Dimanche 10 août 2025.
Voici l'histoire de Youssef, le garçon qui a échappé de justesse à une exécution sommaire par l'armée israélienne. Il y en a eu beaucoup depuis le début de l'invasion de Gaza. Mais il est rare que les cibles survivent et décrivent la réalité de ces crimes de guerre.
J'ai rencontré Youssef chez ses parents, là où ils sont réfugiés. Il m'a raconté les faits en détail. C'est un adolescent de seize ans, l'aîné d'une fratrie de quatre garçons et une fille. Le père de Youssef était un éleveur de poulets qui vivait bien de son travail. L'entreprise familiale possédait plusieurs fermes dans l'est de Chajaya, dans le nord de la bande de Gaza. Elles ont toutes été détruites, ainsi que leurs maisons. Comme des centaines de milliers de Gazaouis, la famille de Youssef a été obligée de se déplacer plusieurs fois : vers Rafah, au sud, puis à Al-Mawassi, pour remonter à Gaza-ville, où elle s'est installée dans le quartier de Cheikh Radwan.

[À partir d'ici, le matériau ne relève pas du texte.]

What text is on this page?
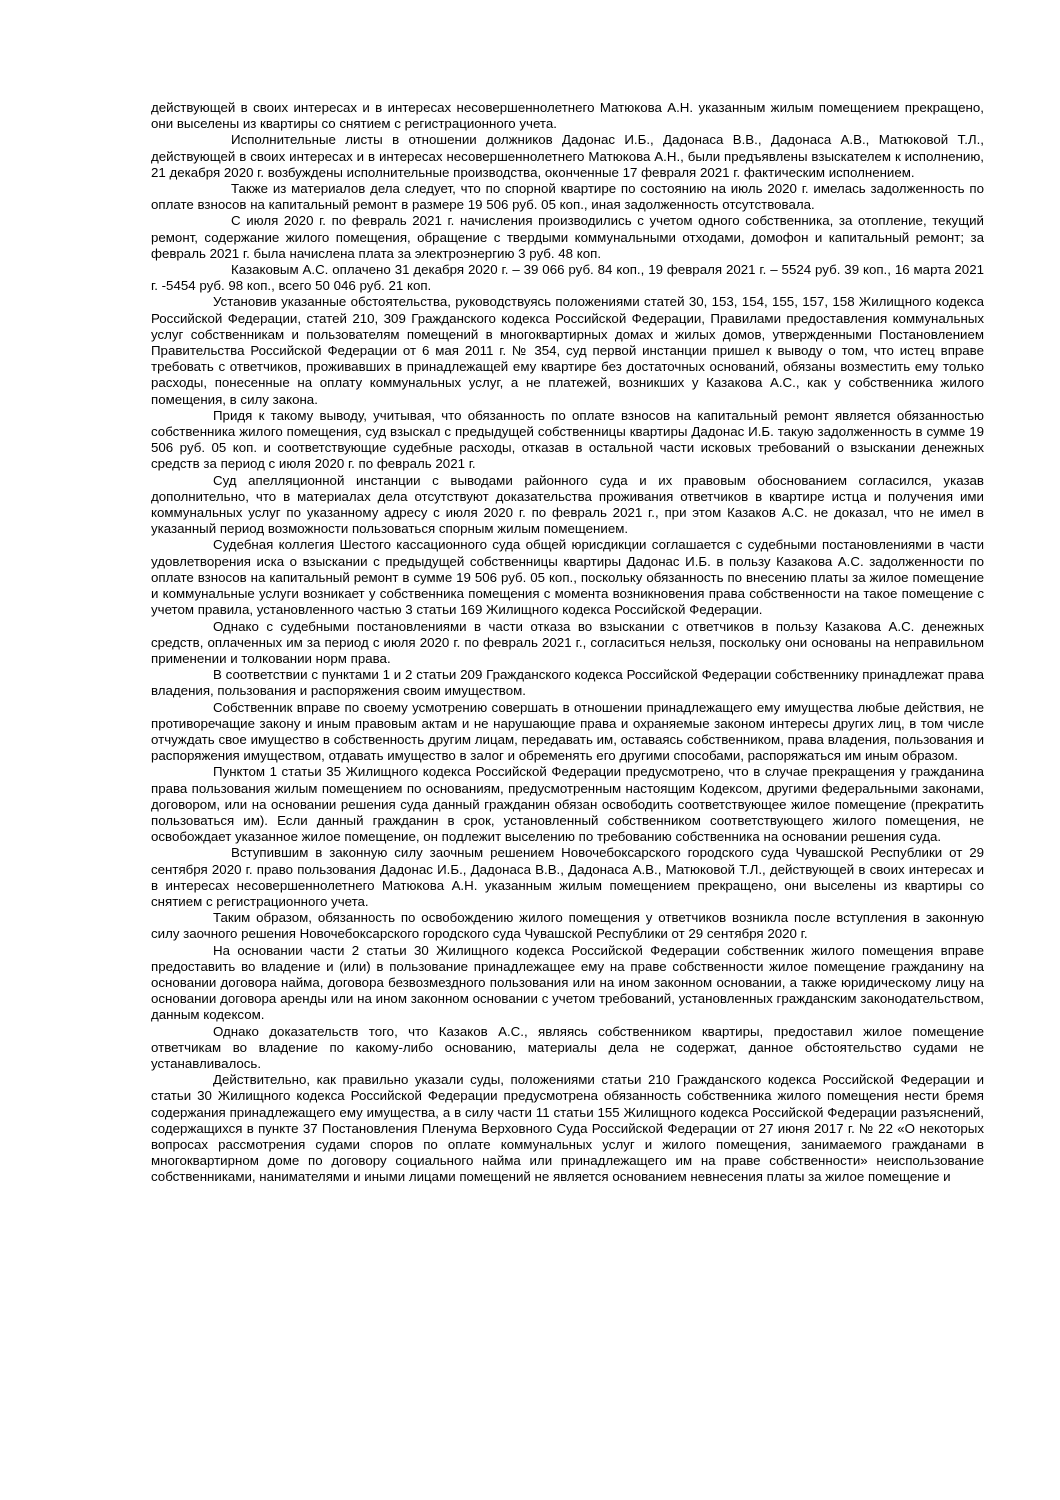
действующей в своих интересах и в интересах несовершеннолетнего Матюкова А.Н. указанным жилым помещением прекращено, они выселены из квартиры со снятием с регистрационного учета.

Исполнительные листы в отношении должников Дадонас И.Б., Дадонаса В.В., Дадонаса А.В., Матюковой Т.Л., действующей в своих интересах и в интересах несовершеннолетнего Матюкова А.Н., были предъявлены взыскателем к исполнению, 21 декабря 2020 г. возбуждены исполнительные производства, оконченные 17 февраля 2021 г. фактическим исполнением.

Также из материалов дела следует, что по спорной квартире по состоянию на июль 2020 г. имелась задолженность по оплате взносов на капитальный ремонт в размере 19 506 руб. 05 коп., иная задолженность отсутствовала.

С июля 2020 г. по февраль 2021 г. начисления производились с учетом одного собственника, за отопление, текущий ремонт, содержание жилого помещения, обращение с твердыми коммунальными отходами, домофон и капитальный ремонт; за февраль 2021 г. была начислена плата за электроэнергию 3 руб. 48 коп.

Казаковым А.С. оплачено 31 декабря 2020 г. – 39 066 руб. 84 коп., 19 февраля 2021 г. – 5524 руб. 39 коп., 16 марта 2021 г. -5454 руб. 98 коп., всего 50 046 руб. 21 коп.

Установив указанные обстоятельства, руководствуясь положениями статей 30, 153, 154, 155, 157, 158 Жилищного кодекса Российской Федерации, статей 210, 309 Гражданского кодекса Российской Федерации, Правилами предоставления коммунальных услуг собственникам и пользователям помещений в многоквартирных домах и жилых домов, утвержденными Постановлением Правительства Российской Федерации от 6 мая 2011 г. № 354, суд первой инстанции пришел к выводу о том, что истец вправе требовать с ответчиков, проживавших в принадлежащей ему квартире без достаточных оснований, обязаны возместить ему только расходы, понесенные на оплату коммунальных услуг, а не платежей, возникших у Казакова А.С., как у собственника жилого помещения, в силу закона.

Придя к такому выводу, учитывая, что обязанность по оплате взносов на капитальный ремонт является обязанностью собственника жилого помещения, суд взыскал с предыдущей собственницы квартиры Дадонас И.Б. такую задолженность в сумме 19 506 руб. 05 коп. и соответствующие судебные расходы, отказав в остальной части исковых требований о взыскании денежных средств за период с июля 2020 г. по февраль 2021 г.

Суд апелляционной инстанции с выводами районного суда и их правовым обоснованием согласился, указав дополнительно, что в материалах дела отсутствуют доказательства проживания ответчиков в квартире истца и получения ими коммунальных услуг по указанному адресу с июля 2020 г. по февраль 2021 г., при этом Казаков А.С. не доказал, что не имел в указанный период возможности пользоваться спорным жилым помещением.

Судебная коллегия Шестого кассационного суда общей юрисдикции соглашается с судебными постановлениями в части удовлетворения иска о взыскании с предыдущей собственницы квартиры Дадонас И.Б. в пользу Казакова А.С. задолженности по оплате взносов на капитальный ремонт в сумме 19 506 руб. 05 коп., поскольку обязанность по внесению платы за жилое помещение и коммунальные услуги возникает у собственника помещения с момента возникновения права собственности на такое помещение с учетом правила, установленного частью 3 статьи 169 Жилищного кодекса Российской Федерации.

Однако с судебными постановлениями в части отказа во взыскании с ответчиков в пользу Казакова А.С. денежных средств, оплаченных им за период с июля 2020 г. по февраль 2021 г., согласиться нельзя, поскольку они основаны на неправильном применении и толковании норм права.

В соответствии с пунктами 1 и 2 статьи 209 Гражданского кодекса Российской Федерации собственнику принадлежат права владения, пользования и распоряжения своим имуществом.

Собственник вправе по своему усмотрению совершать в отношении принадлежащего ему имущества любые действия, не противоречащие закону и иным правовым актам и не нарушающие права и охраняемые законом интересы других лиц, в том числе отчуждать свое имущество в собственность другим лицам, передавать им, оставаясь собственником, права владения, пользования и распоряжения имуществом, отдавать имущество в залог и обременять его другими способами, распоряжаться им иным образом.

Пунктом 1 статьи 35 Жилищного кодекса Российской Федерации предусмотрено, что в случае прекращения у гражданина права пользования жилым помещением по основаниям, предусмотренным настоящим Кодексом, другими федеральными законами, договором, или на основании решения суда данный гражданин обязан освободить соответствующее жилое помещение (прекратить пользоваться им). Если данный гражданин в срок, установленный собственником соответствующего жилого помещения, не освобождает указанное жилое помещение, он подлежит выселению по требованию собственника на основании решения суда.

Вступившим в законную силу заочным решением Новочебоксарского городского суда Чувашской Республики от 29 сентября 2020 г. право пользования Дадонас И.Б., Дадонаса В.В., Дадонаса А.В., Матюковой Т.Л., действующей в своих интересах и в интересах несовершеннолетнего Матюкова А.Н. указанным жилым помещением прекращено, они выселены из квартиры со снятием с регистрационного учета.

Таким образом, обязанность по освобождению жилого помещения у ответчиков возникла после вступления в законную силу заочного решения Новочебоксарского городского суда Чувашской Республики от 29 сентября 2020 г.

На основании части 2 статьи 30 Жилищного кодекса Российской Федерации собственник жилого помещения вправе предоставить во владение и (или) в пользование принадлежащее ему на праве собственности жилое помещение гражданину на основании договора найма, договора безвозмездного пользования или на ином законном основании, а также юридическому лицу на основании договора аренды или на ином законном основании с учетом требований, установленных гражданским законодательством, данным кодексом.

Однако доказательств того, что Казаков А.С., являясь собственником квартиры, предоставил жилое помещение ответчикам во владение по какому-либо основанию, материалы дела не содержат, данное обстоятельство судами не устанавливалось.

Действительно, как правильно указали суды, положениями статьи 210 Гражданского кодекса Российской Федерации и статьи 30 Жилищного кодекса Российской Федерации предусмотрена обязанность собственника жилого помещения нести бремя содержания принадлежащего ему имущества, а в силу части 11 статьи 155 Жилищного кодекса Российской Федерации разъяснений, содержащихся в пункте 37 Постановления Пленума Верховного Суда Российской Федерации от 27 июня 2017 г. № 22 «О некоторых вопросах рассмотрения судами споров по оплате коммунальных услуг и жилого помещения, занимаемого гражданами в многоквартирном доме по договору социального найма или принадлежащего им на праве собственности» неиспользование собственниками, нанимателями и иными лицами помещений не является основанием невнесения платы за жилое помещение и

Comme la plupart des habitants, la famille a dépensé toutes ses économies et dépend maintenant de l'aide humanitaire, qui comme vous le savez arrive au compte-gouttes. Le 22 juillet, vers midi, Youssef a fait ce que font tous les jeunes à Gaza : il est parti chercher de l'aide. Il avait entendu dire que des camions transportant de la farine allaient entrer par le terminal de Zikim, dans le nord de l'enclave. Voici son récit.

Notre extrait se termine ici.